The films and photos by Oltheten are primarily the product of looking, but occasionally she goes further and almost conducts experiments. For example, she measured the distance maintained by a man and a woman seated on adjacent park benches, in the same way as Cullen measured the distances between gulls’ nests and like every other ethologist who is eager to ascertain the critical distance between individual members of every species on the planet. Oltheten is not an interviewer and does not talk at length with the people she photographs or films, though she will always thank them. This is for the simple reason that people are not gulls and, unlike Cullen, she will never conceal herself.

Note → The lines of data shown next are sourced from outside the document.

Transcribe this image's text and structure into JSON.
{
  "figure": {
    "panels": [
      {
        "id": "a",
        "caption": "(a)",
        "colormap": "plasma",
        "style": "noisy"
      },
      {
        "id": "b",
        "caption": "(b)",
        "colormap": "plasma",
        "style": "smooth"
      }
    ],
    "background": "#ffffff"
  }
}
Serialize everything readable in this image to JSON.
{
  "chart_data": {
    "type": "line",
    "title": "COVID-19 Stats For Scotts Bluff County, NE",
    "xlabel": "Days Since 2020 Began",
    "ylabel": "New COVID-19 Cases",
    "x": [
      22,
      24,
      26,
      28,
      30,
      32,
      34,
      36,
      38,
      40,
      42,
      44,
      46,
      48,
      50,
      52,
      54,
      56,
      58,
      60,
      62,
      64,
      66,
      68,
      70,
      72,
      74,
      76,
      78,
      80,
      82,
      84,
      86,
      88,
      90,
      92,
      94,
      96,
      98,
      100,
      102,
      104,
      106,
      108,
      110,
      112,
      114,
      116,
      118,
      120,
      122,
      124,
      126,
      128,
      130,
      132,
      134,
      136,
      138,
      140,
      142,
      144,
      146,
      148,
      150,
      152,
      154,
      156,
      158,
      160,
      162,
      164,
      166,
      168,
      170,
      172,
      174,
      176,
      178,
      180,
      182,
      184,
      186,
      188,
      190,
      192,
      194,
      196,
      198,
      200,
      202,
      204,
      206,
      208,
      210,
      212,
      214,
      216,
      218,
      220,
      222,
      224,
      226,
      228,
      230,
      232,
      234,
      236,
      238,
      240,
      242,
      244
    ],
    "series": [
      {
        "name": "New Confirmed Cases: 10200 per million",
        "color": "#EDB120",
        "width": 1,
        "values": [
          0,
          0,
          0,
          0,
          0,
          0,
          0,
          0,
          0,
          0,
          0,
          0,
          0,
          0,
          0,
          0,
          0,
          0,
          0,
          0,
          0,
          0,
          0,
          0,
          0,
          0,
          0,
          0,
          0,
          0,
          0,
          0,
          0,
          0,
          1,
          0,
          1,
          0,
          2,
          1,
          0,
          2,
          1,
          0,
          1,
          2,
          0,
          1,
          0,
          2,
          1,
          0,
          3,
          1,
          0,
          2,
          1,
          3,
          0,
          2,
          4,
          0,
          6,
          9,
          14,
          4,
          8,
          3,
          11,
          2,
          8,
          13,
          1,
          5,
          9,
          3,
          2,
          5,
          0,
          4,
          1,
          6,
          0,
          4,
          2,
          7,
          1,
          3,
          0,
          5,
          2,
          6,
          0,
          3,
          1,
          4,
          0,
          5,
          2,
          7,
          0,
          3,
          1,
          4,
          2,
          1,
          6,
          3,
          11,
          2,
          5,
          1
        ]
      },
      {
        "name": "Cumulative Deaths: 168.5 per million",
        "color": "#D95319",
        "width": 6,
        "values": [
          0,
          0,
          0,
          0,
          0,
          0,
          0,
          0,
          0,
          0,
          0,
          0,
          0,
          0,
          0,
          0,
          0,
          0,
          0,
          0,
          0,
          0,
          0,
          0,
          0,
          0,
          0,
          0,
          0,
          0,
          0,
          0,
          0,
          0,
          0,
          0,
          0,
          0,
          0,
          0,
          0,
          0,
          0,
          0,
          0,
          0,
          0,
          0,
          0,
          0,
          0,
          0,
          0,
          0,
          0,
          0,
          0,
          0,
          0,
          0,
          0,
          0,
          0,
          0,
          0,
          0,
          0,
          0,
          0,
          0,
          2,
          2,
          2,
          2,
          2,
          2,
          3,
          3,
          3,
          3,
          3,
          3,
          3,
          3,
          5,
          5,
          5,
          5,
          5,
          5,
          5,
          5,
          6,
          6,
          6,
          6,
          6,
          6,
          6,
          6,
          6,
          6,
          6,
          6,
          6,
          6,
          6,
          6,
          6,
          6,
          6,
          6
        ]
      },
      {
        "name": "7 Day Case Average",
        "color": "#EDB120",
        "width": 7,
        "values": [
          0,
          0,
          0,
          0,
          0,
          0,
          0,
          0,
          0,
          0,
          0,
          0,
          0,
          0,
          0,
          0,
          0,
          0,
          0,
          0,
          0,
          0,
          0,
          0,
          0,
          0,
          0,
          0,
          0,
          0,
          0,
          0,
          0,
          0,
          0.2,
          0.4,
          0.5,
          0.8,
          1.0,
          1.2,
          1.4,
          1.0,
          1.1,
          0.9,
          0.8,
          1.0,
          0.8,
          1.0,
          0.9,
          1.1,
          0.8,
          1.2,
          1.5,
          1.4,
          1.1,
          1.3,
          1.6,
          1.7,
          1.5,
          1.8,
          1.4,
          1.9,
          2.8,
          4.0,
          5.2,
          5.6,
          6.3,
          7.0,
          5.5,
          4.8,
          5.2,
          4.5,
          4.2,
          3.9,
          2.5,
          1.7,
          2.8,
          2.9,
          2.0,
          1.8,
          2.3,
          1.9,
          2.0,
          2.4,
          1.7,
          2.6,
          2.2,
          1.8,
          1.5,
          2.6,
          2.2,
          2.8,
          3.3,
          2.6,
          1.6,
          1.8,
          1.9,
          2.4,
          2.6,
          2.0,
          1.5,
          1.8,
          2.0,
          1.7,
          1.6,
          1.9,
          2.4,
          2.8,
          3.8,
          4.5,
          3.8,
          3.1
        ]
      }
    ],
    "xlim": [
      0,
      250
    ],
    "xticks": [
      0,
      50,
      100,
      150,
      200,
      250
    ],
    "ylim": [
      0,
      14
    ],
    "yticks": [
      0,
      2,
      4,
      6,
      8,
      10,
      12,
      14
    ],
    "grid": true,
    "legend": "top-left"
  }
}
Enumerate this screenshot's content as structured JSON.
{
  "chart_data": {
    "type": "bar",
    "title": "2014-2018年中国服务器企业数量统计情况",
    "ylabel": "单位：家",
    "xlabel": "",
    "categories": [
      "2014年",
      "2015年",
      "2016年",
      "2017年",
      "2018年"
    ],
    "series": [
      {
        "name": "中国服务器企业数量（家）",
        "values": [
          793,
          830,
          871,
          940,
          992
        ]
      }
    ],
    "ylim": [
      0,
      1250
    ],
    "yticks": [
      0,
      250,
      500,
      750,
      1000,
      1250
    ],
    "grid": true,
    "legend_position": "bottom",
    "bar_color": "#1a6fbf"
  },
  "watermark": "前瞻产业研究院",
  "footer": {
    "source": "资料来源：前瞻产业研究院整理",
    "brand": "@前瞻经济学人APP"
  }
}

Oltheten does, however, display an acute interest in people who hide or seek shelter. One of her photos captured a man sitting on his haunches beneath the rear end of a lorry, in the same way a Cro-Magnon man would have sought shelter under overhanging rocks some 20,000 years ago. People must have sat like this habitually in the days before there were chairs. Another photo shows a group of people who have huddled together on the otherwise well-nigh empty stands of an amphitheatre, like gulls at a nesting colony. In the same way the shape of a ledge imposes limitations on the sites where kittiwakes can brood, the behaviour of the people on the tribune is to a certain extent dictated by the specific form of the amphitheatre’s benches and the distance between them. That effect is not predominant, and the people could have sat much further away from each other if they had wanted to, like the black-headed gulls in another photo, which are floating in a canal but have spread themselves fairly evenly across the expanse of water.

Most of the people on the stands are sheltering under their umbrellas. An umbrella protects from the rain, but has a side effect that is not insignificant. It forms a circular little territory around the head of the umbrella bearer. He can hide himself beneath it to a greater or lesser degree. Sticking your head under someone else’s umbrella uninvited is asking for trouble: it transgresses the critical distance.

Oltheten observes, takes notes and makes little sketches, and notices inconspicuous behavioural details. Her methodology corresponds with Cullen’s to a certain extent, and even the means she uses are the same: the eye, writing materials, a tape measure, photo and video cameras. There it is again! She spots what she is looking for in an instant: someone tugs on somebody else’s jacket. Who these people are makes no difference to her: she is not making portraits; it is about the gesture of tugging. The people in the photos sit, lie, lean, slouch or stand. They clasp onto something: a handbag under an armpit or a full shopping bag between their legs. Or she notices a trouser leg that has ridden up the wearer’s leg: a seated man spreads his legs, which results in his trousers riding upward. Is it a cultured form of a spacing-out display? Women don’t like the sight of men’s mealy white lower legs under long trousers. But these are my personal ponderings, because Oltheten was probably not even remotely interested in this. Her eye was drawn by the interaction between the trousers, which were designed with legs in mind, and this specific human leg to which the trouser leg was subjected. She imagined herself in the ups and downs of that trouser leg. Besides empathizing with people she can also imagine herself in the place of things. That is where her artistic approach is fundamentally different to the methodology of Cullen the scientist. If Cullen had been looking on as Oltheten observed the man’s legs spreading akimbo then she would have jotted down the following: ‘Stockholm, May 2005. Older male sitting on a bench. He slowly spreads his legs, causing his trouser leg to ride up his leg. A section of white lower leg becomes visible above his dark socks. Stark contrast between the colour of the trousers, the white leg and the dark socks. Functions as a flag-like – spacing-out – display. Young woman with camera approaches (counterintuitive, requires figuring out). She takes a photo of the man from a distance of 3 metres. Nods amicably. They do not converse. Man remains seated. She walks on.’


* Niko Tinbergen, The Animal in its World. Field Studies, Vol. 1, London: George Allen & Unwin Ltd., 1972.